Yanar graduated from Baghdad University in 1984, in Architecture
and obtained a Master's degree in Architecture in 1993. Yanar,
her husband and infant son left Iraq in 1993 and settled in Canada
in 1995.
In
Canada, Yanar Mohammed worked with other Iraqi women to establish
the Defense of Iraqi Women's Rights (DIWR) 1998. She was the director/coordinator
in 1998, 1999, and 2002. The group is affiliated now to The Organization
of Women's Freedom in Iraq that was partly founded by Yanar in
June after the war, and is located within Iraq.
Yanar
has been a key speaker on behalf of Iraqi women in Canada and
has written for a number of opposition newspapers. She has helped
organize International Women's Day in Toronto.
Although
Yanar has recently devoted her working life to the cause of women
in Iraq, she is an accomplished artist and architect. One of her
ceramic murals graces the entrance of the Canadian Arab Federation
building in Toronto.
Yanar
also works as Editor in Chief of a newspaper called Equality (Al-Mousawat);
the stories of this publication are so controversial that, after
only three issues, Yanar has already received a court summons.

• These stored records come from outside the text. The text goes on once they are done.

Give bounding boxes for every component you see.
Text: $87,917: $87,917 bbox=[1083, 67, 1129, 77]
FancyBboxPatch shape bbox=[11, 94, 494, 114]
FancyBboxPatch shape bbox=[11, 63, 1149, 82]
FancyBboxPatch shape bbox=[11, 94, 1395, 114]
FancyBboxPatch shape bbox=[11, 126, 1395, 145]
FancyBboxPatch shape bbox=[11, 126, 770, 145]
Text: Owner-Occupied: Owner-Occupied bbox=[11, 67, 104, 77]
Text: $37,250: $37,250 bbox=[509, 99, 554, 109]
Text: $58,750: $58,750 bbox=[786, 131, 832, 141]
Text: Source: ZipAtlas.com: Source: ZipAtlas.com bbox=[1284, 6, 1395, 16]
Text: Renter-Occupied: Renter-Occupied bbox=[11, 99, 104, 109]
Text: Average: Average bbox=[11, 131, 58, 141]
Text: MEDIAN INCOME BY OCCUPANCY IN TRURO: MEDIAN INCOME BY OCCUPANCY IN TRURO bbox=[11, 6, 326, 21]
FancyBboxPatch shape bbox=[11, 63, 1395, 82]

Her alleged crime was to write a story rejecting compulsory veils
for women in Baghdad, Yanar says.
She
announced many times in interviews prior to the war that "the
war that the United States is waging against Iraq is illegitimate,
unjustified and unnecessaryS It affects all Iraqi women. It will
be catastrophic."
Right now Yanar says that the situation facing women in Iraq is
dire. In the late nineties, the shelter of Independent Women's
Organisation, headed by Yanar, helped save 250 women from honor
killings, sometimes by smuggling them out of the country. Kajal
Khudur was a pregnant woman beaten almost to death by her husband's
male relatives because they thought she was having a relationship
with someone else. The men decided to wait until Kajal's baby
was born before killing her, Yanar says. They cut off her nose
instead. Yanar and others helped Kajal escape Iraq through Europe
to Canada. She has had plastic surgery and her baby Lisa is now
five-years-old.
Sadly,
success stories are the exception. This past June, a woman named
Anaheed living in New Baghdad was shot and cut into pieces by
her family. Her father, a lawyer, fired the first shot. Anaheed
wanted to marry a neighbor and left home for a couple of days
to retrieve a sheik to marry the couple. Because of her late return,
she brought dishonor to her family and was sentenced to death.
Women
are constantly knocking on the shelter door, desperate for help.
Recently a single woman contacted Yanar. She was six months pregnant
and still single, living with her parents. No one yet knew her
condition. The woman will surely die when her pregnancy becomes
known.
"We
must have money to protect these women," Yanar says.